As scrutiny tightens for the rapidly rising digital asset market, some regulators in Asia risk passing on both innovation and business opportunities, according to a recent panel discussion between industry leaders.
The meteoric rise of digital assets has naturally created increased regulatory pressure to increase scrutiny on risks across anti-money laundering, counter-finance of terrorism and more.
But the vastness of the digital asset universe and its inherent innovativeness has made it difficult and, in some cases, unpractical to regulate without potentially causing undue damage to market development.
«I think it’s quite important that we do not throw out the baby with the bathwater,» said Grace Chong, of counsel at law firm Simmons & Simmons during a recent virtual panel hosted by blockchain solutions provider Merkle Science.
DeFi Regulation: Largely Unpractical
«Let me say something which is, I suppose, unconventional for lawyers,» Chong said on an example of an area where regulation was not only difficult but unpractical. «I do think a large part of the [decentralized finance] space is not really susceptible to regulation in itself.»
Chong cites recommendations from the Financial Action Task Force she deemed excessive including the regulation of governance token holders and facilitators of decentralized protocols even after ceasing control.
«A lot of [tokens] are linked to models which regulators are inherently, probably, not comfortable with,» said Chong who is also a former in-house counsel at the Monetary Authority of Singapore. «Either we decide to actually cut out a large part of the market, which means a chilling effect, or we find a sensible way.»
Hong Kong Retail Ban: Easy to Bypass
Chong also spoke about the proposals in Hong Kong to limit crypto access to professional investors – individuals with HK$8 million ($1.03 million) or above in investable assets – calling the restriction «a bit limiting» with industry estimates placing this at just 2 percent of the city’s population.

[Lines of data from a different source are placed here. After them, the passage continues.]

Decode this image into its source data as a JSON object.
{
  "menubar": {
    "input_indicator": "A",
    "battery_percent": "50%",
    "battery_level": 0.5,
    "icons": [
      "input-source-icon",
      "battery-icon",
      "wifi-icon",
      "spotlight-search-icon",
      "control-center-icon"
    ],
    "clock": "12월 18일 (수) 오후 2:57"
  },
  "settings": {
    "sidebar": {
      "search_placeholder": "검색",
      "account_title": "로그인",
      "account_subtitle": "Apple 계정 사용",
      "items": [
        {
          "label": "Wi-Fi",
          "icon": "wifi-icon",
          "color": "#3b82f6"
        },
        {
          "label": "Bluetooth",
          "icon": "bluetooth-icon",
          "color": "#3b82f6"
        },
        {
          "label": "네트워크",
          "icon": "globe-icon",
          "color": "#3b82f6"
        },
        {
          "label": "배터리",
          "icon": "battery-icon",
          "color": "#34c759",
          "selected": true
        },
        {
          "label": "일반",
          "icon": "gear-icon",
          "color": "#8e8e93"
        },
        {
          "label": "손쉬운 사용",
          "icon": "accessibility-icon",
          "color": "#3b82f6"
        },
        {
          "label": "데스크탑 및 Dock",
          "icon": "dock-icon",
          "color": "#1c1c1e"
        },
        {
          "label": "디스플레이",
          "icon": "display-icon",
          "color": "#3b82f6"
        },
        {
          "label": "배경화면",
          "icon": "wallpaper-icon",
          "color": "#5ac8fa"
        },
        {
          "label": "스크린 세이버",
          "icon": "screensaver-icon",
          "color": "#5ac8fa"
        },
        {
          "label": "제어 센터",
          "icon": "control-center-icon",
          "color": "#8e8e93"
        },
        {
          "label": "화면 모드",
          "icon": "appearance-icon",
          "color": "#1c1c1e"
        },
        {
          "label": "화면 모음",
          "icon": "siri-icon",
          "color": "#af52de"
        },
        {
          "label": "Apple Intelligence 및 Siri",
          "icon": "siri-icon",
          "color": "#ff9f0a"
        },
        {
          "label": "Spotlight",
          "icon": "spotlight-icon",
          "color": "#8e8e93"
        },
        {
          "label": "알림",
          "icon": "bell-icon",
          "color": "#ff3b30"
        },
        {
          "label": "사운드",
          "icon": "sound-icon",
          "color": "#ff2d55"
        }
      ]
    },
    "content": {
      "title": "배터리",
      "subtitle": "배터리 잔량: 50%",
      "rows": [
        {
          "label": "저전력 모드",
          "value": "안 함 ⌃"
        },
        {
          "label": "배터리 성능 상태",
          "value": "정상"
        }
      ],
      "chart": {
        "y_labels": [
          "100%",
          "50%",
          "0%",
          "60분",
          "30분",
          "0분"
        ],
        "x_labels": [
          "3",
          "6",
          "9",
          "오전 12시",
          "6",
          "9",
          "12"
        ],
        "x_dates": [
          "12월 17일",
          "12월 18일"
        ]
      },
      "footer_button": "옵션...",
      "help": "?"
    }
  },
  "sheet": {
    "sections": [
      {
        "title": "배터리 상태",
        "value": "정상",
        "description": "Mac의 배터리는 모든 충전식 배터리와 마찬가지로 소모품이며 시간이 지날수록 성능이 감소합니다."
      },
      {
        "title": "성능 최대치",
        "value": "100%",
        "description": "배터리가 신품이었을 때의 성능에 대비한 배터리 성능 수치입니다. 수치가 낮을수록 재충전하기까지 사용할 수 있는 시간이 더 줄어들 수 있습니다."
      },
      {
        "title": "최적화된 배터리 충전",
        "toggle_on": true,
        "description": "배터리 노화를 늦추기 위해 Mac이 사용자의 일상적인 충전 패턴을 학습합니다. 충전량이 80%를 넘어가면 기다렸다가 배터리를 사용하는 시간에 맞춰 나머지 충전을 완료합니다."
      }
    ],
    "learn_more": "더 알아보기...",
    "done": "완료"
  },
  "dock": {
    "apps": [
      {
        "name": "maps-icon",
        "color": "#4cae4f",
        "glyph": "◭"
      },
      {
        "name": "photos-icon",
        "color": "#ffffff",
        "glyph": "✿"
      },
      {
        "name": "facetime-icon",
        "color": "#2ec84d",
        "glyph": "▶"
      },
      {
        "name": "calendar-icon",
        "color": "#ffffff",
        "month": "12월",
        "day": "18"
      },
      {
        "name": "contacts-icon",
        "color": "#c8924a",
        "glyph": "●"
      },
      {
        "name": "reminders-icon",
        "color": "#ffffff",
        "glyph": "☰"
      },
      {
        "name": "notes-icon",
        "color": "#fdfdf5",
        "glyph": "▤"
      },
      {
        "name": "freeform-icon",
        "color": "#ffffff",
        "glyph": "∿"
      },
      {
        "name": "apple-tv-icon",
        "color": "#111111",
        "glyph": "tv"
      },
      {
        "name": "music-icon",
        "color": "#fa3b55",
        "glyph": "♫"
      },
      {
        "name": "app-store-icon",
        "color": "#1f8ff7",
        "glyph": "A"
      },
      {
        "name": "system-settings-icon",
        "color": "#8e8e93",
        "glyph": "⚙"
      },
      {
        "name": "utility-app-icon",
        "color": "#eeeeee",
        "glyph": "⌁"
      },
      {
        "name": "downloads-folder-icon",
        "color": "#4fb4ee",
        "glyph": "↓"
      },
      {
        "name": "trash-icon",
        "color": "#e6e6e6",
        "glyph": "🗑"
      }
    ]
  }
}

«It may be that this is the first round of the [Securities and Futures Commission] trying to get comfortable with where the industry is but I do suspect that if this continues to be the case, once again, the chilling effect of investors going overseas [will happen],» she explained.
«As far as I can tell from my contemporaries, everyone is using some kind of device and there are ways to get around [the ban]. So, you do have to tackle the problem head-on.»
«Hard to Ignore»
The nuances of rules and supervisions aside, the opportunity cost of not being a participant in the crypto market is increasingly rising despite intensifying crackdowns in markets like China or India.
«With digital assets becoming more and more mainstream, it is becoming hard to ignore,» said Daniel Lee, executive director and head of business and listings at DBS Digital Exchange, citing studies that laud cryptocurrencies’ diversification benefits from low correlation with traditional asset classes.
«Most family offices and high net worth individuals have been in the crypto game for quite some time. What we are seeing is more people adding to their positions,» said Kanny Lee, managing director and head of Singapore at digital asset trading platform OSL. «They are not coming in asking: should I buy Bitcoin or Ethereum? They want to know the next flavor of the month is: should I get some Doge?»